Você acha que agora os apostadores ampliaram o espectro de suas apostas e incorporaram esportes virtuais, Esports e outras modalidades?
Na época, sem dúvida, a opção foi uma grande inclinação. Isso continuará a ser o caso no futuro? Acho que sim, mas ainda há um longo caminho a percorrer para que essas modalidades sejam um ‘top of mind’ o uma prioridade sobre outras opções. O controle, a veracidade e a gestão dessas verticais devem ser regulamentados ainda mais.
Você também já pensou em expandir seus conhecimentos sobre essas disciplinas para ser um tipster de Esportes Eletrônicos?

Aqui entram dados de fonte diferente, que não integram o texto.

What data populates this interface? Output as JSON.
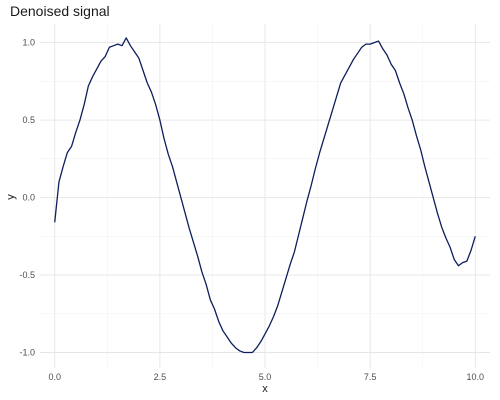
{
  "chart_data": {
    "type": "line",
    "title": "Denoised signal",
    "xlabel": "x",
    "ylabel": "y",
    "xlim": [
      -0.35,
      10.35
    ],
    "ylim": [
      -1.1,
      1.12
    ],
    "x_ticks": [
      0.0,
      2.5,
      5.0,
      7.5,
      10.0
    ],
    "x_tick_labels": [
      "0.0",
      "2.5",
      "5.0",
      "7.5",
      "10.0"
    ],
    "y_ticks": [
      -1.0,
      -0.5,
      0.0,
      0.5,
      1.0
    ],
    "y_tick_labels": [
      "-1.0",
      "-0.5",
      "0.0",
      "0.5",
      "1.0"
    ],
    "grid": true,
    "line_color": "#0d1f5c",
    "series": [
      {
        "x": [
          0.0,
          0.1,
          0.2,
          0.3,
          0.4,
          0.5,
          0.6,
          0.7,
          0.8,
          0.9,
          1.0,
          1.1,
          1.2,
          1.3,
          1.4,
          1.5,
          1.6,
          1.7,
          1.8,
          1.9,
          2.0,
          2.1,
          2.2,
          2.3,
          2.4,
          2.5,
          2.6,
          2.7,
          2.8,
          2.9,
          3.0,
          3.1,
          3.2,
          3.3,
          3.4,
          3.5,
          3.6,
          3.7,
          3.8,
          3.9,
          4.0,
          4.1,
          4.2,
          4.3,
          4.4,
          4.5,
          4.6,
          4.7,
          4.8,
          4.9,
          5.0,
          5.1,
          5.2,
          5.3,
          5.4,
          5.5,
          5.6,
          5.7,
          5.8,
          5.9,
          6.0,
          6.1,
          6.2,
          6.3,
          6.4,
          6.5,
          6.6,
          6.7,
          6.8,
          6.9,
          7.0,
          7.1,
          7.2,
          7.3,
          7.4,
          7.5,
          7.6,
          7.7,
          7.8,
          7.9,
          8.0,
          8.1,
          8.2,
          8.3,
          8.4,
          8.5,
          8.6,
          8.7,
          8.8,
          8.9,
          9.0,
          9.1,
          9.2,
          9.3,
          9.4,
          9.5,
          9.6,
          9.7,
          9.8,
          9.9,
          10.0
        ],
        "y": [
          -0.16,
          0.1,
          0.2,
          0.29,
          0.33,
          0.42,
          0.5,
          0.6,
          0.72,
          0.78,
          0.83,
          0.88,
          0.91,
          0.97,
          0.98,
          0.99,
          0.98,
          1.03,
          0.98,
          0.94,
          0.9,
          0.82,
          0.74,
          0.68,
          0.6,
          0.5,
          0.38,
          0.28,
          0.2,
          0.1,
          0.0,
          -0.1,
          -0.2,
          -0.29,
          -0.38,
          -0.48,
          -0.56,
          -0.66,
          -0.72,
          -0.8,
          -0.86,
          -0.9,
          -0.94,
          -0.97,
          -0.99,
          -1.0,
          -1.0,
          -1.0,
          -0.97,
          -0.93,
          -0.88,
          -0.83,
          -0.77,
          -0.7,
          -0.61,
          -0.52,
          -0.43,
          -0.35,
          -0.24,
          -0.13,
          -0.02,
          0.08,
          0.19,
          0.29,
          0.38,
          0.47,
          0.56,
          0.65,
          0.74,
          0.79,
          0.84,
          0.89,
          0.93,
          0.97,
          0.99,
          0.99,
          1.0,
          1.01,
          0.96,
          0.92,
          0.86,
          0.82,
          0.74,
          0.67,
          0.58,
          0.5,
          0.4,
          0.31,
          0.2,
          0.1,
          0.0,
          -0.1,
          -0.19,
          -0.26,
          -0.32,
          -0.4,
          -0.44,
          -0.42,
          -0.41,
          -0.34,
          -0.25
        ]
      }
    ]
  }
}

É muito complexo, pois é um mundo que não conheço e me parece que existem especialistas no assunto. Não é algo que esteja entre minhos objetivos. Eu prefiro expandir para outros esportes que os Esports. No entanto, creio que muito do futuro do jogo está aí e é preciso estar preparado e informado sobre isso.
Como as mudanças na Liga Mexicana estão afetando o apostador naquele país?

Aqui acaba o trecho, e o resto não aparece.